We will now consider the Boston housing data set, from the MASS library. #### (a) Based on this data set, provide an estimate for the population mean of medv. Call this estimate ˆμ.
(medv_mean = mean(Boston$medv))
## [1] 22.53281
(medv_stderror = sd(Boston$medv)/sqrt(length(Boston$medv)))
## [1] 0.4088611
- The estimated standard error of the mean is 40.89%.
set.seed(1)
boot.fn.mean=function (data ,index){ #initialize function to accept a data object and index object
return (mean(data[index])) #calculate the statistic
}
(boot_mean = boot(Boston$medv, boot.fn.mean, R=1000))
##
## ORDINARY NONPARAMETRIC BOOTSTRAP
##
##
## Call:
## boot(data = Boston$medv, statistic = boot.fn.mean, R = 1000)
##
##
## Bootstrap Statistics :
## original bias std. error
## t1* 22.53281 0.007650791 0.4106622
- The standard error from the bootstrap method is marginally smaller than the standard error in (b).
c(boot_mean$t0 - 2*0.4106622, boot_mean$t0 + 2*0.4106622)
## [1] 21.71148 23.35413
t.test(Boston$medv)
##
## One Sample t-test
##
## data: Boston$medv
## t = 55.111, df = 505, p-value < 2.2e-16
## alternative hypothesis: true mean is not equal to 0
## 95 percent confidence interval:
## 21.72953 23.33608
## sample estimates:
## mean of x
## 22.53281
- The 95% confidence interval for the mean of medv calculated based on the bootstrap method is slightly wider than the interval from the One Sample t-test. However, the numbers are very close.
median(Boston$medv)
## [1] 21.2
set.seed(1)
boot.fn.med=function (data ,index){
return (median(data[index]))
}
(boot_med = boot(Boston$medv, boot.fn.med, R=1000))
##
## ORDINARY NONPARAMETRIC BOOTSTRAP
##
##
## Call:
## boot(data = Boston$medv, statistic = boot.fn.med, R = 1000)
##
##
## Bootstrap Statistics :
## original bias std. error
## t1* 21.2 0.02295 0.3778075
- The estimated standard error of the median is 37.78%.

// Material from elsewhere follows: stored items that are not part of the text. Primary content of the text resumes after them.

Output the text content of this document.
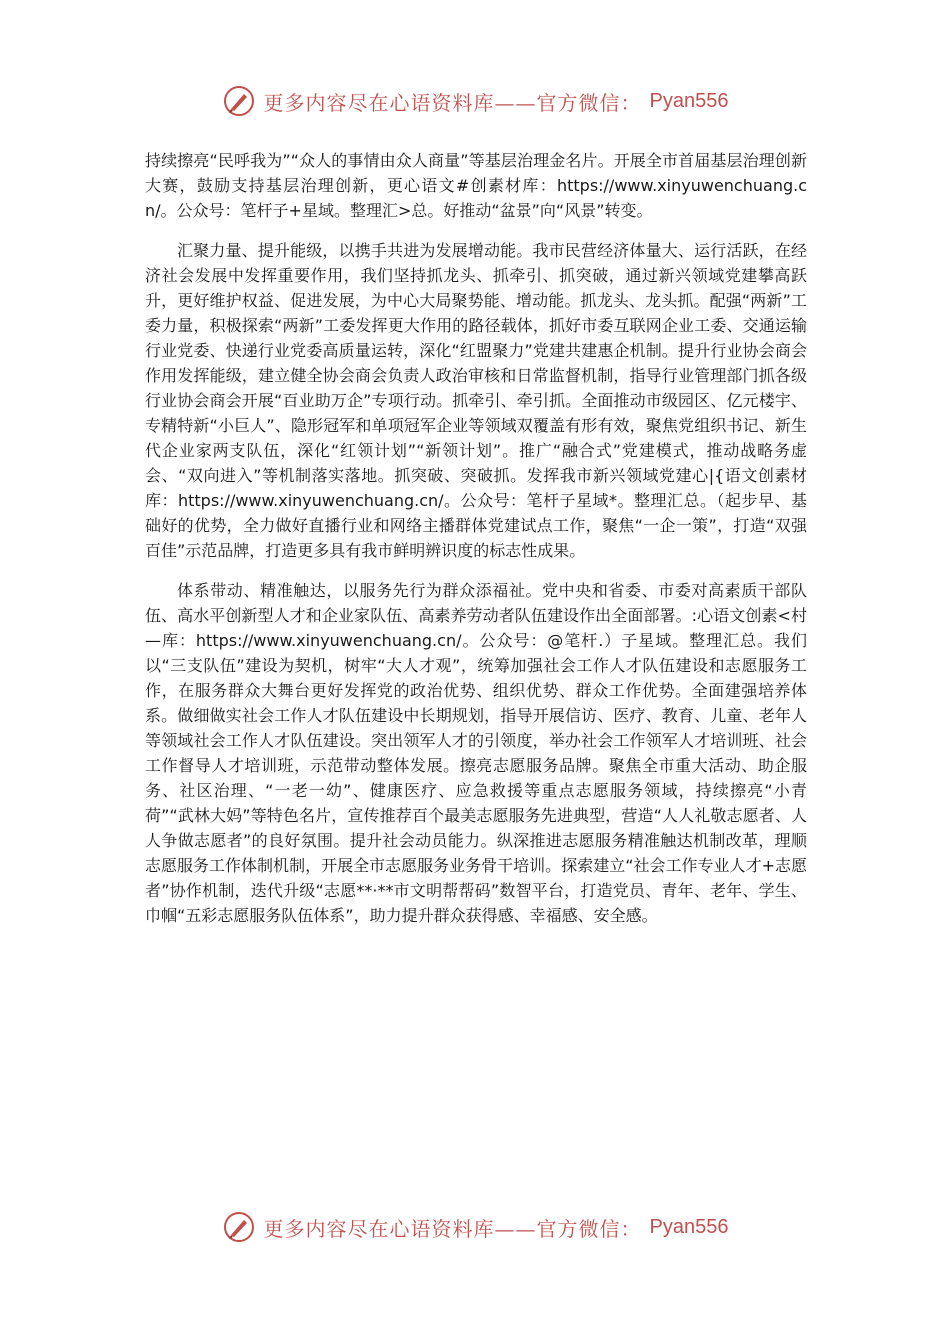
更多内容尽在心语资料库——官方微信： Pyan556

持续擦亮“民呼我为”“众人的事情由众人商量”等基层治理金名片。开展全市首届基层治理创新大赛，鼓励支持基层治理创新，更心语文#创素材库：https://www.xinyuwenchuang.cn/。公众号：笔杆子+星域。整理汇>总。好推动“盆景”向“风景”转变。

汇聚力量、提升能级，以携手共进为发展增动能。我市民营经济体量大、运行活跃，在经济社会发展中发挥重要作用，我们坚持抓龙头、抓牵引、抓突破，通过新兴领域党建攀高跃升，更好维护权益、促进发展，为中心大局聚势能、增动能。抓龙头、龙头抓。配强“两新”工委力量，积极探索“两新”工委发挥更大作用的路径载体，抓好市委互联网企业工委、交通运输行业党委、快递行业党委高质量运转，深化“红盟聚力”党建共建惠企机制。提升行业协会商会作用发挥能级，建立健全协会商会负责人政治审核和日常监督机制，指导行业管理部门抓各级行业协会商会开展“百业助万企”专项行动。抓牵引、牵引抓。全面推动市级园区、亿元楼宇、专精特新“小巨人”、隐形冠军和单项冠军企业等领域双覆盖有形有效，聚焦党组织书记、新生代企业家两支队伍，深化“红领计划”“新领计划”。推广“融合式”党建模式，推动战略务虚会、“双向进入”等机制落实落地。抓突破、突破抓。发挥我市新兴领域党建心|{语文创素材库：https://www.xinyuwenchuang.cn/。公众号：笔杆子星域*。整理汇总。（起步早、基础好的优势，全力做好直播行业和网络主播群体党建试点工作，聚焦“一企一策”，打造“双强百佳”示范品牌，打造更多具有我市鲜明辨识度的标志性成果。

体系带动、精准触达，以服务先行为群众添福祉。党中央和省委、市委对高素质干部队伍、高水平创新型人才和企业家队伍、高素养劳动者队伍建设作出全面部署。:心语文创素<村—库：https://www.xinyuwenchuang.cn/。公众号：@笔杆.）子星域。整理汇总。我们以“三支队伍”建设为契机，树牢“大人才观”，统筹加强社会工作人才队伍建设和志愿服务工作，在服务群众大舞台更好发挥党的政治优势、组织优势、群众工作优势。全面建强培养体系。做细做实社会工作人才队伍建设中长期规划，指导开展信访、医疗、教育、儿童、老年人等领域社会工作人才队伍建设。突出领军人才的引领度，举办社会工作领军人才培训班、社会工作督导人才培训班，示范带动整体发展。擦亮志愿服务品牌。聚焦全市重大活动、助企服务、社区治理、“一老一幼”、健康医疗、应急救援等重点志愿服务领域，持续擦亮“小青荷”“武林大妈”等特色名片，宣传推荐百个最美志愿服务先进典型，营造“人人礼敬志愿者、人人争做志愿者”的良好氛围。提升社会动员能力。纵深推进志愿服务精准触达机制改革，理顺志愿服务工作体制机制，开展全市志愿服务业务骨干培训。探索建立“社会工作专业人才+志愿者”协作机制，迭代升级“志愿**·**市文明帮帮码”数智平台，打造党员、青年、老年、学生、巾帼“五彩志愿服务队伍体系”，助力提升群众获得感、幸福感、安全感。

更多内容尽在心语资料库——官方微信： Pyan556
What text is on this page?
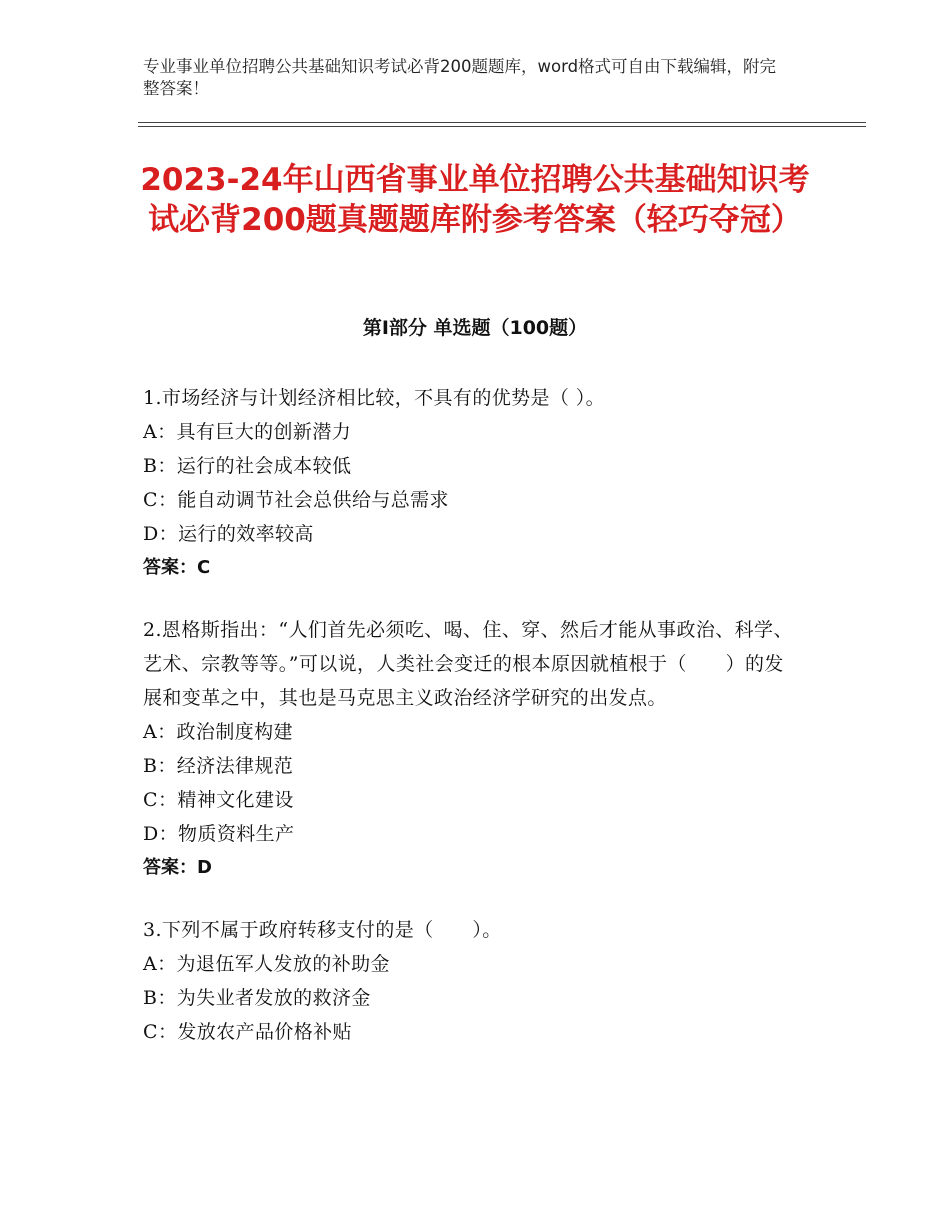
专业事业单位招聘公共基础知识考试必背200题题库，word格式可自由下载编辑，附完整答案！
2023-24年山西省事业单位招聘公共基础知识考试必背200题真题题库附参考答案（轻巧夺冠）
第Ⅰ部分 单选题（100题）
1.市场经济与计划经济相比较，不具有的优势是（ ）。
A：具有巨大的创新潜力
B：运行的社会成本较低
C：能自动调节社会总供给与总需求
D：运行的效率较高
答案：C
2.恩格斯指出：“人们首先必须吃、喝、住、穿、然后才能从事政治、科学、艺术、宗教等等。”可以说，人类社会变迁的根本原因就植根于（　　）的发展和变革之中，其也是马克思主义政治经济学研究的出发点。
A：政治制度构建
B：经济法律规范
C：精神文化建设
D：物质资料生产
答案：D
3.下列不属于政府转移支付的是（　　）。
A：为退伍军人发放的补助金
B：为失业者发放的救济金
C：发放农产品价格补贴
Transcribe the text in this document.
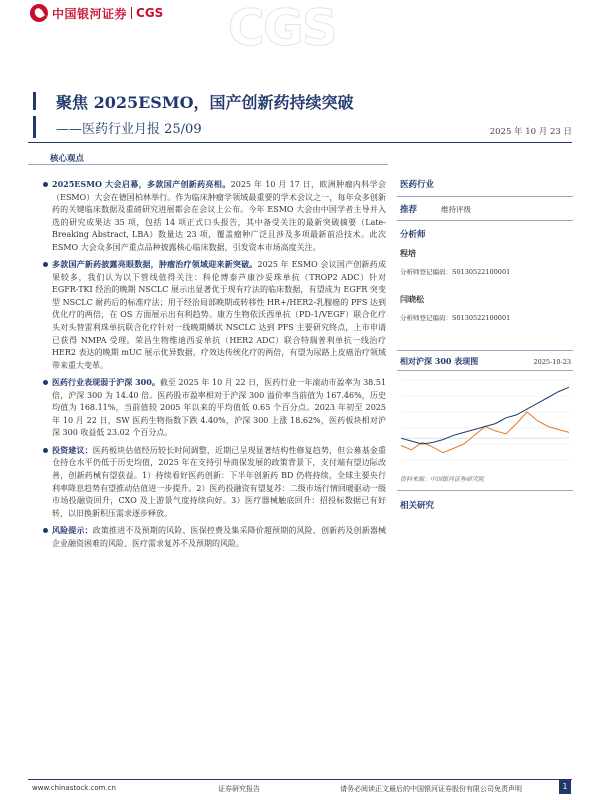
中国银河证券 CGS CGS
聚焦 2025ESMO，国产创新药持续突破
——医药行业月报 25/09	2025 年 10 月 23 日
核心观点

2025ESMO 大会启幕，多款国产创新药亮相。2025 年 10 月 17 日，欧洲肿瘤内科学会（ESMO）大会在德国柏林举行。作为临床肿瘤学领域最重要的学术会议之一，每年众多创新药的关键临床数据及重磅研究进展都会在会议上公布。今年 ESMO 大会由中国学者主导并入选的研究成果达 35 项，包括 14 项正式口头报告，其中备受关注的最新突破摘要（Late-Breaking Abstract, LBA）数量达 23 项，覆盖瘤种广泛且涉及多项最新前沿技术。此次 ESMO 大会众多国产重点品种披露核心临床数据，引发资本市场高度关注。

多款国产新药披露亮眼数据，肿瘤治疗领域迎来新突破。2025 年 ESMO 会议国产创新药成果较多，我们认为以下管线值得关注：科伦博泰芦康沙妥珠单抗（TROP2 ADC）针对 EGFR-TKI 经治的晚期 NSCLC 展示出显著优于现有疗法的临床数据，有望成为 EGFR 突变型 NSCLC 耐药后的标准疗法；用于经治局部晚期或转移性 HR+/HER2-乳腺癌的 PFS 达到优化疗的两倍，在 OS 方面展示出有利趋势。康方生物依沃西单抗（PD-1/VEGF）联合化疗头对头替雷利珠单抗联合化疗针对一线晚期鳞状 NSCLC 达到 PFS 主要研究终点，上市申请已获得 NMPA 受理。荣昌生物维迪西妥单抗（HER2 ADC）联合特瑞普利单抗一线治疗 HER2 表达的晚期 mUC 展示优异数据，疗效达传统化疗的两倍，有望为尿路上皮癌治疗领域带来重大变革。

医药行业表现弱于沪深 300。截至 2025 年 10 月 22 日，医药行业一年滚动市盈率为 38.51 倍，沪深 300 为 14.40 倍。医药股市盈率相对于沪深 300 溢价率当前值为 167.46%，历史均值为 168.11%，当前值较 2005 年以来的平均值低 0.65 个百分点。2023 年初至 2025 年 10 月 22 日，SW 医药生物指数下跌 4.40%，沪深 300 上涨 18.62%，医药板块相对沪深 300 收益低 23.02 个百分点。

投资建议：医药板块估值经历较长时间调整，近期已呈现显著结构性修复趋势，但公募基金重仓持仓水平仍低于历史均值，2025 年在支持引导商保发展的政策背景下，支付端有望边际改善，创新药械有望获益。1）持续看好医药创新：下半年创新药 BD 仍将持续，全球主要央行利率降息趋势有望推动估值进一步提升。2）医药投融资有望复苏：二级市场行情回暖驱动一级市场投融资回升，CXO 及上游景气度持续向好。3）医疗器械触底回升：招投标数据已有好转，以旧换新积压需求逐步释放。

风险提示：政策推进不及预期的风险、医保控费及集采降价超预期的风险、创新药及创新器械企业融资困难的风险、医疗需求复苏不及预期的风险。

医药行业
推荐	维持评级
分析师
程培
分析师登记编码：S0130522100001
闫晓松
分析师登记编码：S0130522100001
相对沪深 300 表现图	2025-10-23
资料来源：中国银河证券研究院
相关研究
www.chinastock.com.cn	证券研究报告	请务必阅读正文最后的中国银河证券股份有限公司免责声明	1
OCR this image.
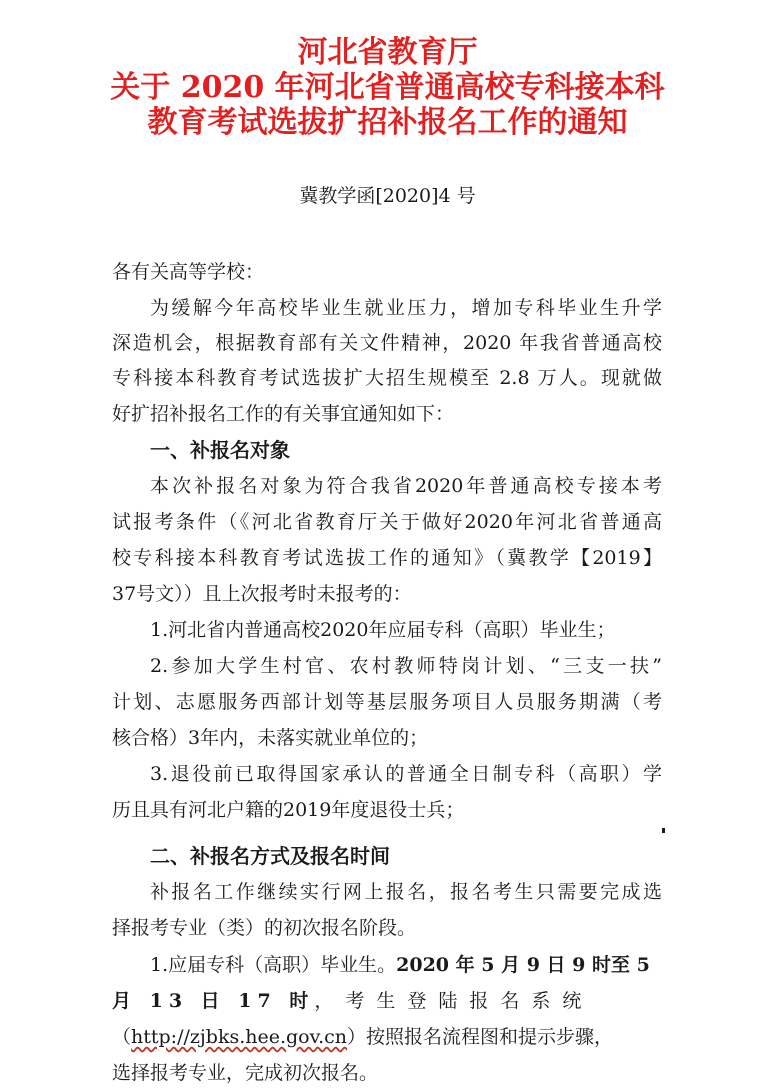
河北省教育厅
关于 2020 年河北省普通高校专科接本科
教育考试选拔扩招补报名工作的通知
冀教学函[2020]4 号
各有关高等学校：
为缓解今年高校毕业生就业压力，增加专科毕业生升学
深造机会，根据教育部有关文件精神，2020 年我省普通高校
专科接本科教育考试选拔扩大招生规模至 2.8 万人。现就做
好扩招补报名工作的有关事宜通知如下：
一、补报名对象
本次补报名对象为符合我省2020年普通高校专接本考
试报考条件（《河北省教育厅关于做好2020年河北省普通高
校专科接本科教育考试选拔工作的通知》（冀教学【2019】
37号文））且上次报考时未报考的：
1.河北省内普通高校2020年应届专科（高职）毕业生；
2.参加大学生村官、农村教师特岗计划、“三支一扶”
计划、志愿服务西部计划等基层服务项目人员服务期满（考
核合格）3年内，未落实就业单位的；
3.退役前已取得国家承认的普通全日制专科（高职）学
历且具有河北户籍的2019年度退役士兵；
二、补报名方式及报名时间
补报名工作继续实行网上报名，报名考生只需要完成选
择报考专业（类）的初次报名阶段。
1.应届专科（高职）毕业生。2020 年 5 月 9 日 9 时至 5
月 13 日 17 时，考生登陆报名系统
（http://zjbks.hee.gov.cn）按照报名流程图和提示步骤，
选择报考专业，完成初次报名。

(medv_tenth = quantile(Boston$medv, c(0.1)))
## 10%
## 12.75
set.seed(1)
boot.fn.tenth=function (data ,index){
return (quantile(data[index], c(0.1)))
}
(boot_tenth = boot(Boston$medv, boot.fn.tenth, R=1000))
##
## ORDINARY NONPARAMETRIC BOOTSTRAP
##
##
## Call:
## boot(data = Boston$medv, statistic = boot.fn.tenth, R = 1000)
##
##
## Bootstrap Statistics :
## original bias std. error
## t1* 12.75 0.0339 0.4767526
- The standard error for the 10th percentile of medv in Boston suburbs is 47.68%.